The first time Sarah called me “daddy,” we were drinking gin and tonics on the roof of our Brooklyn apartment, and she slid it in at the end of a sentence asking for a refill. Like it was nothing. Like it was something she called me every day.
I played it cool: taking her glass, wearing a little half-smile smirk, hoping my sunglasses obscured my wide eyes, swallowing the saliva now pooled in my mouth. But inside, my heart was dancing, blood pumping like a flooded river, every inch of my skin sizzling and ignited. I’d called her “baby” since we started dating — it’s a common enough thing to call a lover, particularly one who liked being cooed over and coddled — but this, her slipping in that little word in reference to me, was different. It felt old fashioned, somehow; more ’50s daddy-o than fatherly, more Eartha Kitt than George Michael — but it evoked power and sexiness and the electric connection between us.
“Coming right up,” I managed to say back, after too long a pause while I took stock in my body and realized she was still waiting for me to say something, waiting for a response, my half-full glass and her empty one now both in my hands, but I was just standing there, like I was waiting for something. Waiting, I suppose, to trust that my knees would work again, and that they wouldn’t just turn to mush when I tried to take a step.
What was it doing to me? Just that one, simple little word — a word I hadn’t even been sure that I liked, and certainly wasn’t sure applied to me. “We already have the dynamic,” Sarah said later, when we talked about it. “We just don’t use that particular word. You’re this nurturing, caretaking masculine figure, you’re older than me, you’re bigger than me. I feel little around you, in the best way, all sweet and protected, and you already call me your pretty girl and things like that. It just… fits.”
I mixed her drink in the shaker we’d brought up to the roof, the tonic bottle almost empty, the gin still half full, the ice melting in the oppressive summer heat. She was wearing that red dress with the white stripes I loved, the one with the wide full skirt that she sometimes wore with a crinoline under it, the bodice almost like a corset, the sweetheart neckline, the straps that tied behind her neck. And those big, oversized sunglasses, and those espadrilles that laced up her ankles. I sneaked looks at her over my shoulder while I shook her drink until my arm was tired, the way she gazed out over the skyline of the city, shrugging her shoulders, crossing her arms over her chest like she was cold, even though it was still at least ninety and getting dark. I’d taken off my button-down and was wearing just a white tee shirt and black work slacks, hair slicked back with pomade, wingtip shoes — making me feel even more the part of a ’50s greaser daddy-o. Not like her parent. More like: an older boyfriend with one thing on my mind. More like: grateful to have been allowed into this woman’s inner world for one night, let alone the last year. More like: someone she encouraged to take advantage of her whenever I felt the desire to do so.

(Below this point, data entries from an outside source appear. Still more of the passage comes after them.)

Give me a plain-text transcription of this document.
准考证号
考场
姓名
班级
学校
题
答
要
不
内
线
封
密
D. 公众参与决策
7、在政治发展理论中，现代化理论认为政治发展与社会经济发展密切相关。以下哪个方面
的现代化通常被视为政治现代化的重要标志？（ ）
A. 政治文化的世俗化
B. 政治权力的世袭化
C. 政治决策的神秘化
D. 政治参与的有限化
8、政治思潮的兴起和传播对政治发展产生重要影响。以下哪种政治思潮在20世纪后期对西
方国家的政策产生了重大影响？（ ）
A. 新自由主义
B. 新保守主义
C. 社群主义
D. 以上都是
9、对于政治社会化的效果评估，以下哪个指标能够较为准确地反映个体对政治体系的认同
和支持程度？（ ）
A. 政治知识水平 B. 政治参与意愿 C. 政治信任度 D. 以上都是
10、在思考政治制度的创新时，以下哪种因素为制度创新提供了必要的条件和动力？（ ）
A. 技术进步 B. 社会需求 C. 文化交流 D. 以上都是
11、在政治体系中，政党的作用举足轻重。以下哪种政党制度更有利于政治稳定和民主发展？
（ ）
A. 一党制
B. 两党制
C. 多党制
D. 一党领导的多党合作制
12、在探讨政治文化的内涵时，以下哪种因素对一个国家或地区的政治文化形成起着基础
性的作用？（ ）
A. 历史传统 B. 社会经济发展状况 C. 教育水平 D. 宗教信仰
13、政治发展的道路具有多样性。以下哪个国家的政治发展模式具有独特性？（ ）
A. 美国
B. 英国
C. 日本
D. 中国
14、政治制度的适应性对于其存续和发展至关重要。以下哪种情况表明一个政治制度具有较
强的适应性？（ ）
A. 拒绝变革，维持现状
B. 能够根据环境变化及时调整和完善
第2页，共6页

When I handed her full glass back to her, she looked at me a little quizzically, even sliding her sunglasses down her nose to inspect me more closely. The sun was behind her, her face in the shade, but I could see the curl up of her red lips.
“What?” I asked.
“You’re blushing,” she said, and took a sip of her drink, still watching me.
I don’t know how to tell you how much it means to me that you see me that way, as an adult masculine person, as someone able to nurture and nourish, as someone you trust to hold you. I don’t know how to tell you how vulnerable it is to be seen, really seen, in ways that I never feel like anyone sees me, maybe nobody has seen me like that until you, until now. I don’t know how to tell you that I loved how you called me that and I just want you to call me that again and again, and I’m not even sure I can say it so I’ll just keep saying “that,” because that word is so loaded, so potent. I don’t know how to explain how hot it made me, and how fucking conflicted I am because of how this culture glorifies masculinity and degrades femininity, about how incest isn’t sexy, about how I have feminist guilt for liking such a fetish. I don’t know how to resolve the awe I feel when I hear you talking about how much you like it, too, and how you forgive me my feminist guilt, and you have your own. I don’t know how to explain the effect it had on me to hear that word come out of your mouth, and know that it was meant for me, and only me. I couldn’t say anything. I smiled and took a sip of my drink, too, knowing that quiet stoicism sometimes stood in for my most vulnerable expressions of feeling.
It took longer to feel comfortable with me as a leather daddy, and longer to play with the role-play versions of daddy and girl, but the ’50s daddy-o and the nurturing masculine daddy-will-make-everything-better came easily with me and Sarah. It was bright and big and encompassed my whole self, all these different ways of being, from office-worker me to butch-boyfriend me to aspiring-stud-lover me to poet-writer me to swing-dancer me. Somehow, she saw all those different threads, different versions that I show in different contexts, and she wove them all together, just with that one word. I wanted to hear her say it again. I wanted her to say it while we fucked, while I was inside her, while she kissed me, while she came. It felt right, it felt extraordinary, it felt entirely new. Miles of new terrain opened up in front of me.
“Nah,” I replied. “It’s just the sun.”